The paper proposes Bi-CMPStereo, a bidirectional cross-modal prompting framework to better bridge the “modality gap” between event and frame data for stereo matching.
By projecting each modality into both the event and frame domains and learning aligned representations in a shared canonical space, the method aims to preserve domain-specific cues.
Experiments reported in the paper show improved performance over state-of-the-art approaches in both accuracy and generalization, especially for challenging dynamic scenes.

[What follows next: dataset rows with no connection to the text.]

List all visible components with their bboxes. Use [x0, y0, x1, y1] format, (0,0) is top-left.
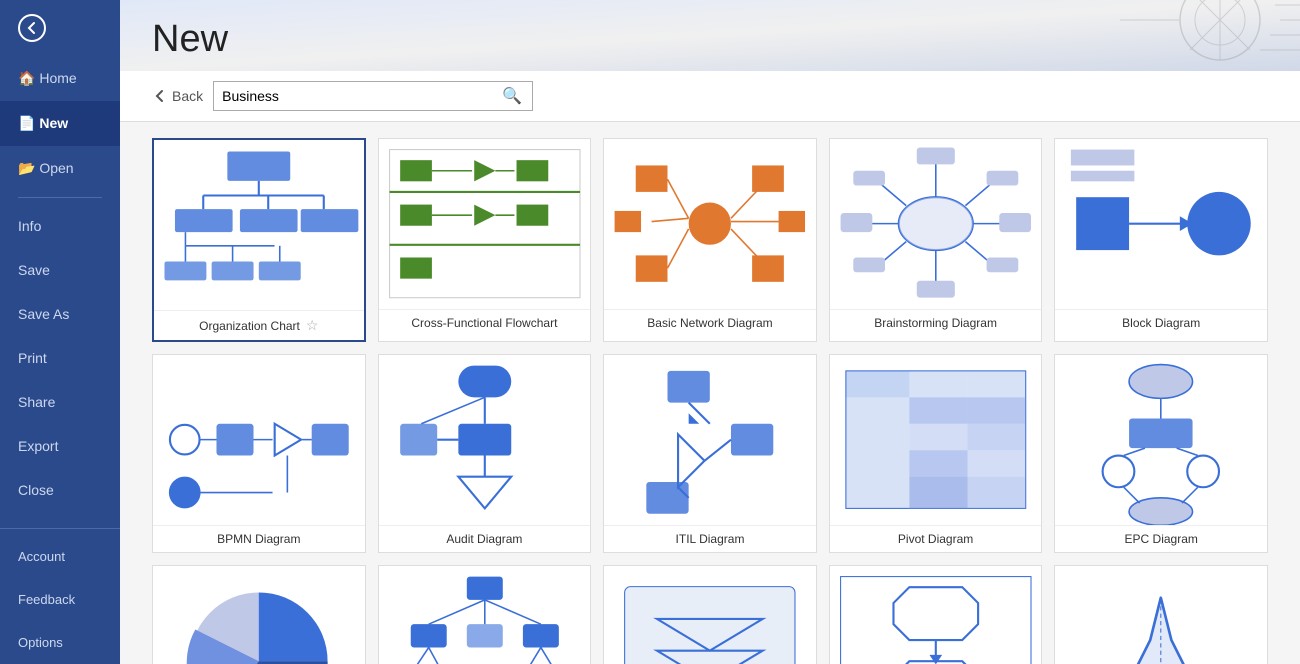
template-card-block-diagram[interactable]: Block Diagram — [1054, 138, 1268, 342]
template-thumb-pie — [153, 566, 365, 664]
sidebar-divider — [18, 197, 102, 198]
template-grid: Organization Chart☆ Cross-Functional Flo… — [152, 138, 1268, 664]
template-thumb-brainstorming — [830, 139, 1042, 309]
template-card-brainstorming[interactable]: Brainstorming Diagram — [829, 138, 1043, 342]
template-thumb-tree — [379, 566, 591, 664]
template-card-tree[interactable]: Tree Diagram — [378, 565, 592, 664]
sidebar-item-home[interactable]: 🏠 Home — [0, 56, 120, 101]
template-label-epc: EPC Diagram — [1055, 525, 1267, 552]
header-decoration — [900, 0, 1300, 70]
template-thumb-org-chart — [154, 140, 364, 310]
home-icon: 🏠 — [18, 70, 39, 86]
template-card-itil[interactable]: ITIL Diagram — [603, 354, 817, 553]
template-thumb-basic-network — [604, 139, 816, 309]
template-card-org-chart[interactable]: Organization Chart☆ — [152, 138, 366, 342]
template-label-bpmn: BPMN Diagram — [153, 525, 365, 552]
template-label-basic-network: Basic Network Diagram — [604, 309, 816, 336]
sidebar-item-open[interactable]: 📂 Open — [0, 146, 120, 191]
main-header: New — [120, 0, 1300, 71]
sidebar-item-feedback[interactable]: Feedback — [0, 578, 120, 621]
search-box: 🔍 — [213, 81, 533, 111]
template-label-org-chart: Organization Chart☆ — [154, 310, 364, 340]
template-thumb-bpmn — [153, 355, 365, 525]
sidebar-item-save[interactable]: Save — [0, 248, 120, 292]
back-button[interactable]: Back — [152, 88, 203, 104]
sidebar-item-share[interactable]: Share — [0, 380, 120, 424]
template-thumb-block-diagram — [1055, 139, 1267, 309]
sidebar-item-new[interactable]: 📄 New — [0, 101, 120, 146]
template-thumb-bell — [1055, 566, 1267, 664]
template-label-brainstorming: Brainstorming Diagram — [830, 309, 1042, 336]
template-label-pivot: Pivot Diagram — [830, 525, 1042, 552]
template-label-audit: Audit Diagram — [379, 525, 591, 552]
sidebar-nav: 🏠 Home 📄 New 📂 Open — [0, 56, 120, 191]
sidebar-item-account[interactable]: Account — [0, 535, 120, 578]
sidebar-item-close[interactable]: Close — [0, 468, 120, 512]
sidebar-item-print[interactable]: Print — [0, 336, 120, 380]
sidebar-item-info[interactable]: Info — [0, 204, 120, 248]
back-label: Back — [172, 88, 203, 104]
template-card-bpmn[interactable]: BPMN Diagram — [152, 354, 366, 553]
template-thumb-pivot — [830, 355, 1042, 525]
template-card-audit[interactable]: Audit Diagram — [378, 354, 592, 553]
template-card-epc[interactable]: EPC Diagram — [1054, 354, 1268, 553]
template-thumb-cross-functional — [379, 139, 591, 309]
template-card-sdl[interactable]: SDL Diagram — [829, 565, 1043, 664]
open-icon: 📂 — [18, 160, 39, 176]
star-icon[interactable]: ☆ — [306, 317, 319, 334]
sidebar-item-export[interactable]: Export — [0, 424, 120, 468]
template-card-cross-functional[interactable]: Cross-Functional Flowchart — [378, 138, 592, 342]
back-circle-icon — [18, 14, 46, 42]
search-area: Back 🔍 — [120, 71, 1300, 122]
sidebar-item-save-as[interactable]: Save As — [0, 292, 120, 336]
sidebar-back-button[interactable] — [0, 0, 120, 56]
template-card-basic-network[interactable]: Basic Network Diagram — [603, 138, 817, 342]
main-content: New Back 🔍 — [120, 0, 1300, 664]
template-label-block-diagram: Block Diagram — [1055, 309, 1267, 336]
template-thumb-sdl — [830, 566, 1042, 664]
sidebar-bottom: Account Feedback Options — [0, 528, 120, 664]
template-card-pie[interactable]: Pie Chart — [152, 565, 366, 664]
template-card-bell[interactable]: Marketing Diagram — [1054, 565, 1268, 664]
template-label-itil: ITIL Diagram — [604, 525, 816, 552]
search-input[interactable] — [222, 88, 502, 104]
template-area: Organization Chart☆ Cross-Functional Flo… — [120, 122, 1300, 664]
sidebar: 🏠 Home 📄 New 📂 Open Info Save Save As Pr… — [0, 0, 120, 664]
template-thumb-display — [604, 566, 816, 664]
new-icon: 📄 — [18, 115, 39, 131]
sidebar-item-options[interactable]: Options — [0, 621, 120, 664]
template-card-pivot[interactable]: Pivot Diagram — [829, 354, 1043, 553]
template-thumb-itil — [604, 355, 816, 525]
template-label-cross-functional: Cross-Functional Flowchart — [379, 309, 591, 336]
sidebar-secondary-nav: Info Save Save As Print Share Export Clo… — [0, 204, 120, 512]
template-thumb-audit — [379, 355, 591, 525]
template-card-display[interactable]: Display Diagram — [603, 565, 817, 664]
search-icon[interactable]: 🔍 — [502, 86, 522, 106]
template-thumb-epc — [1055, 355, 1267, 525]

The work targets more reliable 3D perception via event-frame asymmetric stereo, leveraging complementary strengths of both sensing modalities.

Abstract

Conventional frame-based cameras capture rich contextual information but suffer from limited temporal resolution and motion blur in dynamic scenes. Event cameras offer an alternative visual representation with higher dynamic range free from such limitations. The complementary characteristics of the two modalities make event-frame asymmetric stereo promising for reliable 3D perception under fast motion and challenging illumination. However, the modality gap often leads to marginalization of domain-specific cues essential for cross-modal stereo matching. In this paper, we introduce Bi-CMPStereo, a novel bidirectional cross-modal prompting framework that fully exploits semantic and structural features from both domains for robust matching. Our approach learns finely aligned stereo representations within a target canonical space and integrates complementary representations by projecting each modality into both event and frame domains. Extensive experiments demonstrate that our approach significantly outperforms state-of-the-art methods in accuracy and generalization.